Au Moyen Age comme de nos jours, l’identité culturelle se définit rarement de manière monolithique. La complexité et les nuances sont plutôt la règle, comme l’illustre l’émergence de l’Empire ottoman.
En 1396, le sultan Bajazet 1er écrase une armée de croisés français, hongrois et valaques devant Nicopolis, sur le Danube. En 1402, le même personnage est vaincu par Tamerlan et décède en captivité une année plus tard.
En Europe, Bajazet est décrit comme ambitieux et impitoyable mais chevaleresque et respectueux de sa propre religion. Bien que l’esprit de croisade souffle toujours, des princes «infidèles» sont parfois érigés en modèles devant faire honte à bien des chrétiens…
Du côté turc, par contre, Bajazet laisse la réputation d’un prince débauché, autoritaire et… mauvais musulman. Après sa mort, l’Empire plonge dans la guerre civile. Lorsque Mehmet 1er restaure l’autorité impériale, la question de la légitimation du pouvoir se pose. Les succès militaires des premiers sultans ne suffisent plus à assurer la cohésion de l’Empire. L’idéologie de la guerre sainte est appelée en renfort. Poètes de cour et chroniqueurs décrivent dès lors la dynastie ottomane comme portée, dès l’origine, par un islam militant. Ce qui est douteux historiquement parlant.

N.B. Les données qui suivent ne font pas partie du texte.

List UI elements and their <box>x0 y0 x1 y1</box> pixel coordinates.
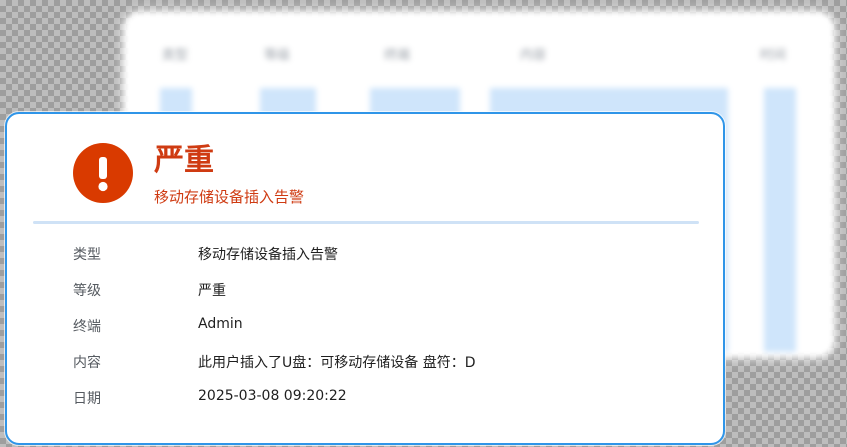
detail-value: 2025-03-08 09:20:22 <box>198 388 347 404</box>
background-table-header-type: 类型 <box>162 48 189 63</box>
detail-label: 内容 <box>73 355 101 371</box>
detail-row-level: 等级 严重 <box>7 274 723 310</box>
background-table-header-content: 内容 <box>520 48 547 63</box>
exclamation-icon <box>73 143 133 203</box>
detail-value: Admin <box>198 316 243 332</box>
alert-details: 类型 移动存储设备插入告警 等级 严重 终端 Admin 内容 此用户插入了U盘… <box>7 238 723 418</box>
header-divider <box>33 221 699 224</box>
detail-label: 等级 <box>73 283 101 299</box>
exclamation-icon-glyph <box>98 157 108 192</box>
alert-subtitle: 移动存储设备插入告警 <box>154 188 305 206</box>
detail-label: 类型 <box>73 247 101 263</box>
detail-value: 严重 <box>198 283 226 299</box>
detail-value: 此用户插入了U盘：可移动存储设备 盘符：D <box>198 355 476 371</box>
background-table-column-cells <box>764 88 796 352</box>
detail-row-date: 日期 2025-03-08 09:20:22 <box>7 382 723 418</box>
detail-label: 日期 <box>73 391 101 407</box>
detail-value: 移动存储设备插入告警 <box>198 247 338 263</box>
background-table-header-time: 时间 <box>760 48 787 63</box>
background-table-header-terminal: 终端 <box>384 48 411 63</box>
detail-label: 终端 <box>73 319 101 335</box>
alert-severity-title: 严重 <box>154 143 214 178</box>
alert-dialog: 严重 移动存储设备插入告警 类型 移动存储设备插入告警 等级 严重 终端 Adm… <box>5 112 725 445</box>
background-table-header-level: 等级 <box>264 48 291 63</box>
detail-row-terminal: 终端 Admin <box>7 310 723 346</box>
detail-row-type: 类型 移动存储设备插入告警 <box>7 238 723 274</box>
detail-row-content: 内容 此用户插入了U盘：可移动存储设备 盘符：D <box>7 346 723 382</box>
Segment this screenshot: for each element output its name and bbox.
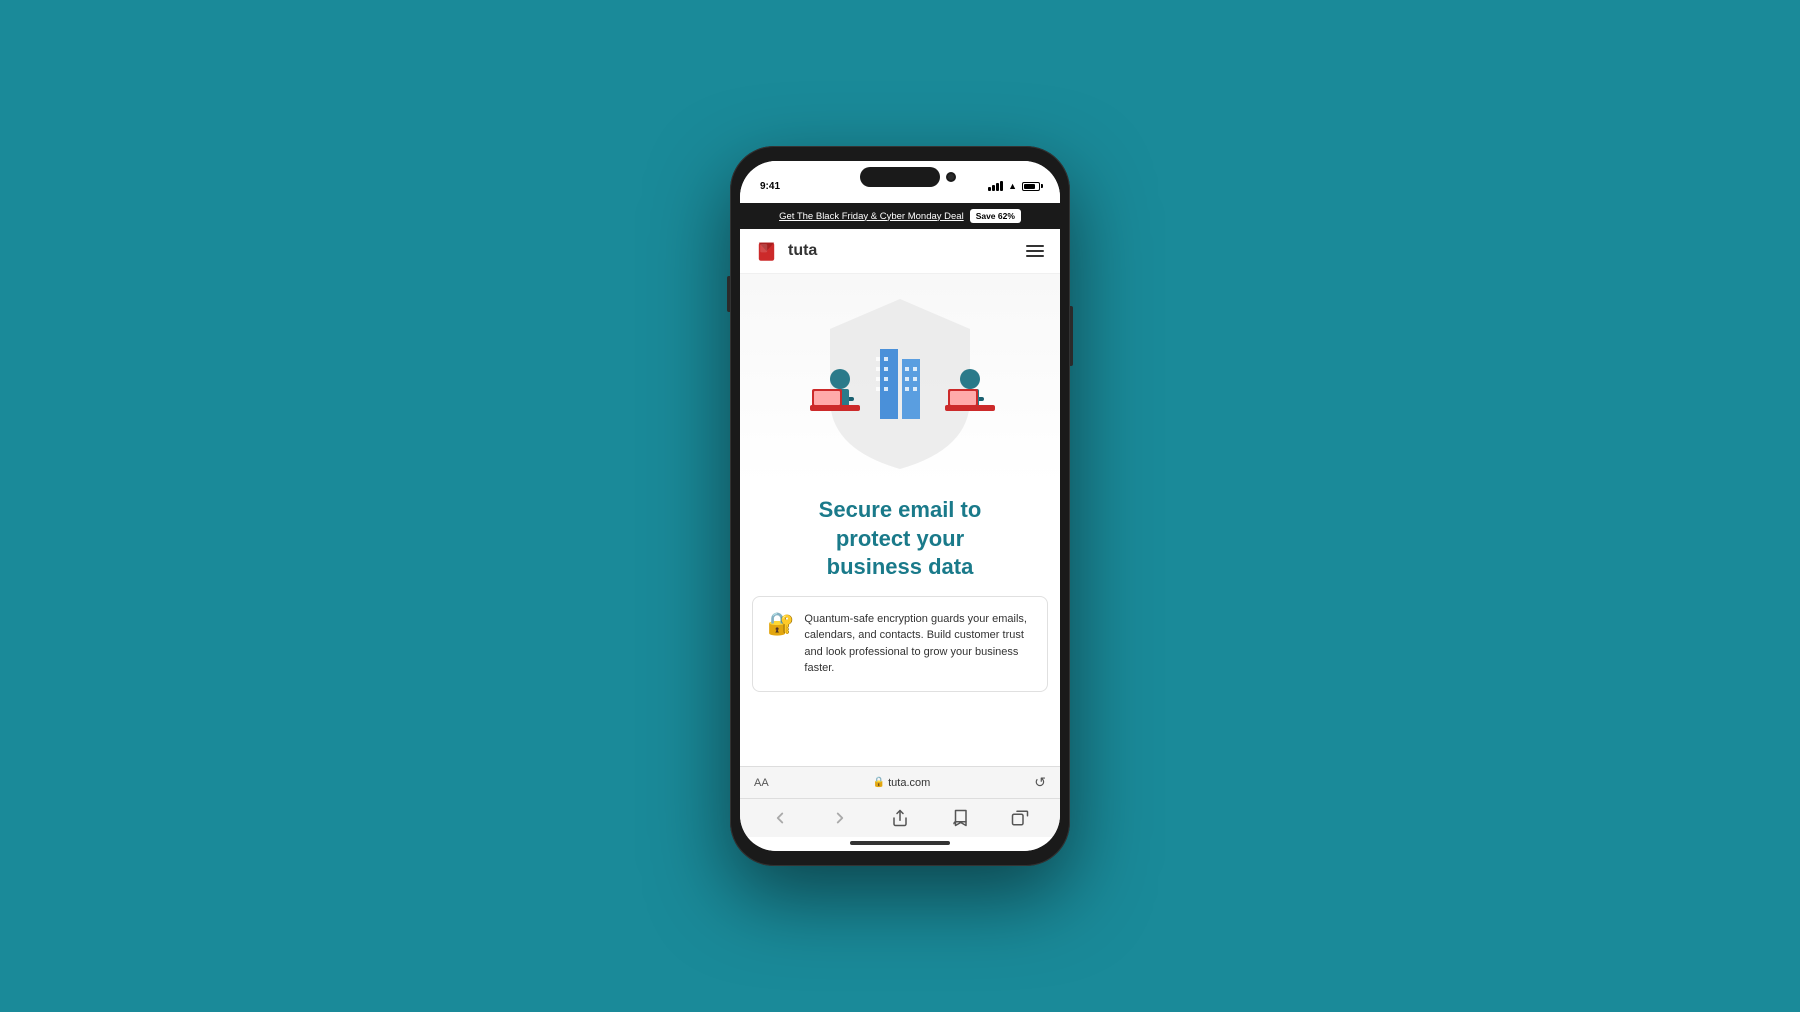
- url-bar[interactable]: 🔒 tuta.com: [873, 777, 931, 789]
- hero-title-line3: business data: [827, 554, 974, 579]
- status-indicators: ▲: [988, 181, 1040, 191]
- promo-text: Get The Black Friday & Cyber Monday Deal: [779, 211, 964, 222]
- hero-title-line2: protect your: [836, 526, 964, 551]
- promo-banner[interactable]: Get The Black Friday & Cyber Monday Deal…: [740, 203, 1060, 229]
- notch: [860, 167, 940, 187]
- hero-svg: [740, 279, 1060, 479]
- encryption-icon: 🔐: [767, 611, 794, 677]
- feature-card: 🔐 Quantum-safe encryption guards your em…: [752, 596, 1048, 692]
- time-display: 9:41: [760, 181, 780, 192]
- nav-bar: tuta: [740, 229, 1060, 274]
- phone-frame: 9:41 ▲: [730, 146, 1070, 866]
- logo-text: tuta: [788, 242, 817, 260]
- address-bar[interactable]: AA 🔒 tuta.com ↺: [740, 766, 1060, 798]
- lock-icon: 🔒: [873, 777, 885, 788]
- hero-title-line1: Secure email to: [819, 497, 982, 522]
- browser-bottom-nav: [740, 798, 1060, 837]
- bookmarks-button[interactable]: [943, 807, 977, 829]
- tuta-logo-icon: [756, 237, 784, 265]
- feature-description: Quantum-safe encryption guards your emai…: [804, 611, 1033, 677]
- notch-pill: [860, 167, 940, 187]
- signal-icon: [988, 181, 1003, 191]
- hero-illustration: [740, 274, 1060, 484]
- wifi-icon: ▲: [1008, 181, 1017, 191]
- reload-button[interactable]: ↺: [1034, 774, 1046, 791]
- phone-body: 9:41 ▲: [730, 146, 1070, 866]
- phone-screen: 9:41 ▲: [740, 161, 1060, 851]
- text-size-button[interactable]: AA: [754, 777, 769, 789]
- home-bar: [850, 841, 950, 845]
- logo[interactable]: tuta: [756, 237, 817, 265]
- browser-content: Get The Black Friday & Cyber Monday Deal…: [740, 203, 1060, 837]
- tabs-button[interactable]: [1003, 807, 1037, 829]
- hamburger-menu-button[interactable]: [1026, 245, 1044, 257]
- page-content: Secure email to protect your business da…: [740, 274, 1060, 766]
- save-badge: Save 62%: [970, 209, 1021, 223]
- share-button[interactable]: [883, 807, 917, 829]
- status-bar: 9:41 ▲: [740, 161, 1060, 203]
- hero-title: Secure email to protect your business da…: [760, 496, 1040, 582]
- url-text: tuta.com: [888, 777, 930, 789]
- home-indicator: [740, 837, 1060, 851]
- forward-button[interactable]: [823, 807, 857, 829]
- camera: [946, 172, 956, 182]
- battery-icon: [1022, 182, 1040, 191]
- hero-heading: Secure email to protect your business da…: [740, 484, 1060, 582]
- back-button[interactable]: [763, 807, 797, 829]
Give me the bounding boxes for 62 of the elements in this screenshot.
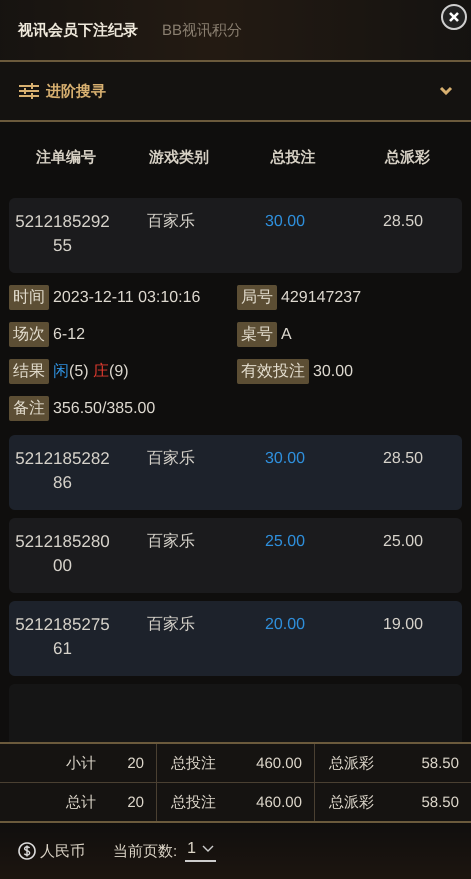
total-count: 20 <box>126 754 144 772</box>
total-bet: 460.00 <box>255 754 302 772</box>
total-label: 小计 <box>65 754 96 772</box>
detail-label: 有效投注 <box>237 359 309 384</box>
game-type: 百家乐 <box>147 532 195 552</box>
payout-amount: 28.50 <box>382 449 424 469</box>
detail-label: 结果 <box>9 359 49 384</box>
detail-label: 时间 <box>9 285 49 310</box>
detail-value: 6-12 <box>53 326 86 344</box>
close-icon <box>448 11 460 23</box>
dollar-coin-icon <box>18 842 36 860</box>
bet-amount: 25.00 <box>264 532 306 552</box>
page-select[interactable]: 1 <box>185 840 216 862</box>
total-count: 20 <box>126 794 144 810</box>
currency-label: 人民币 <box>40 842 85 860</box>
detail-label: 备注 <box>9 396 49 421</box>
bet-row[interactable]: 521218529255 百家乐 30.00 28.50 <box>9 198 462 273</box>
detail-value: A <box>281 326 292 344</box>
close-button[interactable] <box>441 4 467 30</box>
total-label: 总派彩 <box>328 754 375 772</box>
page-label: 当前页数: <box>113 842 178 860</box>
bet-id: 521218528000 <box>14 531 111 577</box>
total-label: 总派彩 <box>328 792 375 812</box>
advanced-search-button[interactable]: 进阶搜寻 <box>18 82 106 100</box>
payout-amount: 19.00 <box>382 615 424 635</box>
game-type: 百家乐 <box>147 614 195 635</box>
column-header: 总派彩 <box>384 148 431 166</box>
detail-label: 场次 <box>9 322 49 347</box>
game-type: 百家乐 <box>147 212 195 232</box>
bet-row[interactable]: 521218528000 百家乐 25.00 25.00 <box>9 518 462 593</box>
total-payout: 58.50 <box>420 794 459 810</box>
total-label: 总投注 <box>170 754 217 772</box>
detail-value: 356.50/385.00 <box>53 400 156 418</box>
bet-id: 521218529255 <box>14 211 111 257</box>
chevron-icon <box>202 845 214 853</box>
detail-label: 局号 <box>237 285 277 310</box>
tab[interactable]: 视讯会员下注纪录 <box>18 20 138 40</box>
column-header: 总投注 <box>269 148 316 166</box>
bet-amount: 20.00 <box>264 615 306 635</box>
column-header: 游戏类别 <box>148 148 210 166</box>
bet-id: 521218527561 <box>14 614 111 660</box>
detail-value: 2023-12-11 03:10:16 <box>53 288 200 306</box>
payout-amount: 25.00 <box>382 532 424 552</box>
bet-amount: 30.00 <box>264 449 306 469</box>
bet-id: 521218528286 <box>14 448 111 494</box>
payout-amount: 28.50 <box>382 212 424 232</box>
chevron-icon[interactable] <box>439 86 453 96</box>
total-label: 总投注 <box>170 792 217 812</box>
bet-amount: 30.00 <box>264 212 306 232</box>
sliders-icon <box>18 82 40 100</box>
detail-value: 429147237 <box>281 288 362 306</box>
tab[interactable]: BB视讯积分 <box>162 20 242 40</box>
detail-label: 桌号 <box>237 322 277 347</box>
column-header: 注单编号 <box>35 148 97 166</box>
total-payout: 58.50 <box>420 754 459 772</box>
total-bet: 460.00 <box>255 794 302 810</box>
total-label: 总计 <box>65 792 96 812</box>
result-value: 闲(5) 庄(9) <box>53 362 129 382</box>
bet-row[interactable]: 521218528286 百家乐 30.00 28.50 <box>9 435 462 510</box>
bet-row[interactable]: 521218527561 百家乐 20.00 19.00 <box>9 601 462 676</box>
detail-value: 30.00 <box>313 362 354 380</box>
game-type: 百家乐 <box>147 448 195 469</box>
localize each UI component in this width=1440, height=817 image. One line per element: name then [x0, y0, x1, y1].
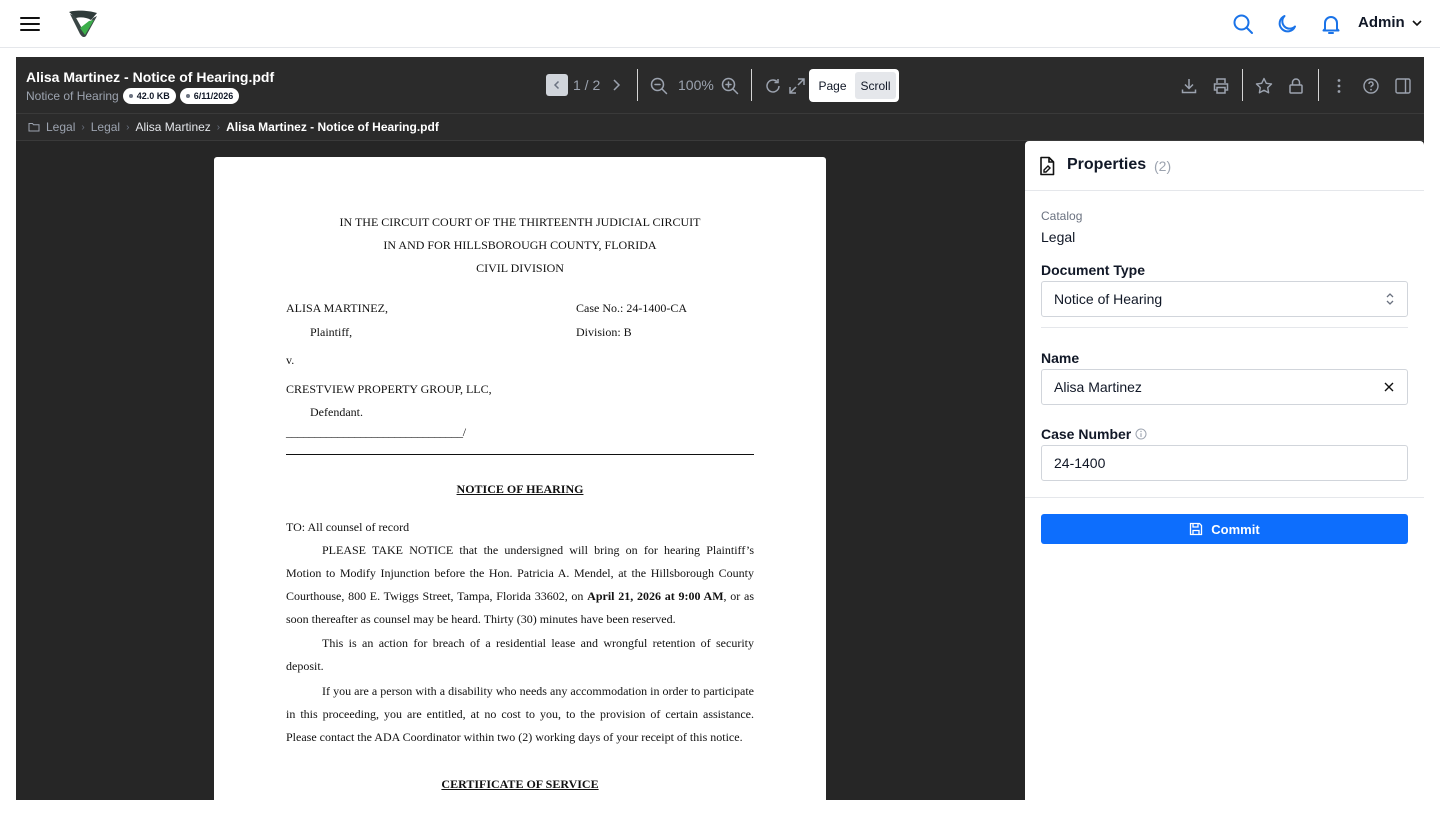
chevron-right-icon: › [216, 121, 221, 133]
select-arrows-icon [1385, 292, 1395, 306]
toolbar-divider [751, 69, 752, 101]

Les premiers Ottomans utilisent la rhétorique de la guerre sainte quand ils y trouvent avantage
Les Ottomans, étymologiquement les descendants d’Osman, font leurs premières armes comme alliés de Byzance. Comme les princes chrétiens du temps, les premiers Ottomans utilisent la rhétorique de la guerre sainte quand ils y trouvent avantage, mais dans la pratique, ils agissent avec souplesse.
Le rêve des sultans est plus impérial que strictement islamique. Byzance fascine autant en Orient qu’en Occident et les Ottomans n’échappent pas à la règle. Comme bien des princes occidentaux, Bajazet se rêve en nouvel Alexandre le Grand, dont il prétend être le descendant. Il possède un cycle de tapisserie à la gloire du Macédonien, héros des chrétiens comme des musulmans.
Un tel esprit cosmopolite ne s’arrête pas avec Bajazet. Après avoir pris Constantinople (1453), Mehmet II invite des artistes orientaux mais aussi italiens pour enrichir sa nouvelle capitale, destinée à rester, jusqu’à aujourd’hui, un pivot entre l’Europe et l’Asie.